Marco De Vincenzo, 31 anni, esordisce stasera alla Permanente. Dopo la gavetta con Fendi: «Il mio sogno è una moda che duri».  Molto lavoro, nessun aiutino. A Parigi si è autofinanziato e ha sfilato fuori calendario

«Il mio sogno? Che tra 10 anni le donne possano tirar fuori dall’armadio un mio abito e indossarlo di nuovo. Perché la moda deve durare». Marco De Vincenzo, nuovo talento delle passerelle di Milano ha 31 anni e le idee chiare. Forse perché non ha mai avuto raccomandazioni e da dieci anni lavora «24 ore al giorno su progetti che non si brucino troppo in fretta».
Prima la gavetta - da Fendi dove si è formato con gli accessori -, e ora il debutto nel prêt-à-porter milanese. Con il suo marchio. «Sono finito per caso fra gli accessori, ma ho sempre sognato i vestiti. Compiuti i 30 anni mi sono detto: ora o mai più». Da lì in poi, sono successe molte cose: ha portato la sue prime creazioni a Parigi, autofinanziandosi e sfilando fuori calendario (col rischio di essere snobbato), ha vinto il premio di Alta Roma e Vogue Italia «Who’s On Next», e stasera sfila per la prima volta a Milano, in Permanente. Ieri, la presentazione ufficiale, con una collezione ispirata alla geometria e alla Grecia classica. Abiti disegnati a mano su cartamodello (da ex secchione del classico, non sa usare il computer) e realizzati con tecniche innovative. I più «rivoluzionari» sono fatti con fasce di neoprene tagliate al laser, termosaldate su jersey di viscosa, e disposte in modo da creare silhouette ben definite. E molto femminili.
Proprio il talento dei 30enni è stato protagonista ieri: prima Aquilano e Rimondi, affermati stilisti di Ferrè, che hanno portato in passerella una donna aerea e sartoriale, abbandonalo le forme «architettoniche» care alla maison. Poi Giorgiana Zappieri, alias Normaluisa, 33enne che ama i tagli puliti e le sperimentazioni sui tessuti, come le sete «gommose». Quindi Gabriele Colangelo: ex «secchione» di 31 anni ieri in Triennale ha fatto sfilare una collezione ispirata agli acrilici di Hans Hartung.
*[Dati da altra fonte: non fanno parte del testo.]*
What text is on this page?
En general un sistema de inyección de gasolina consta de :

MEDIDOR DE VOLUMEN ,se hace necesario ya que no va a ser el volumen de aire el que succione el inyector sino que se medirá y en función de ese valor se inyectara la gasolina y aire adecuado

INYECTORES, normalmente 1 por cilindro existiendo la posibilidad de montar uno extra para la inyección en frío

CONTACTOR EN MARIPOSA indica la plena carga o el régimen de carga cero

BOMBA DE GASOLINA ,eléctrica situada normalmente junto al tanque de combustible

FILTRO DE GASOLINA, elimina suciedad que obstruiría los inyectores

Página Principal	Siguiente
Portando la luce di queste opere sui dettagli preziosi dei suoi abiti.
Tanti poi i debuttanti, come la milanese Anna Ceccon, alias Moi Multiple, vincitrice del premio Red Dress. Mancata astrofisica, ha riversato la sua propensione per la geometria in abiti giocati sulla «memoria di come dovrebbe essere un abito», con i detagli classici cuciti all'interno.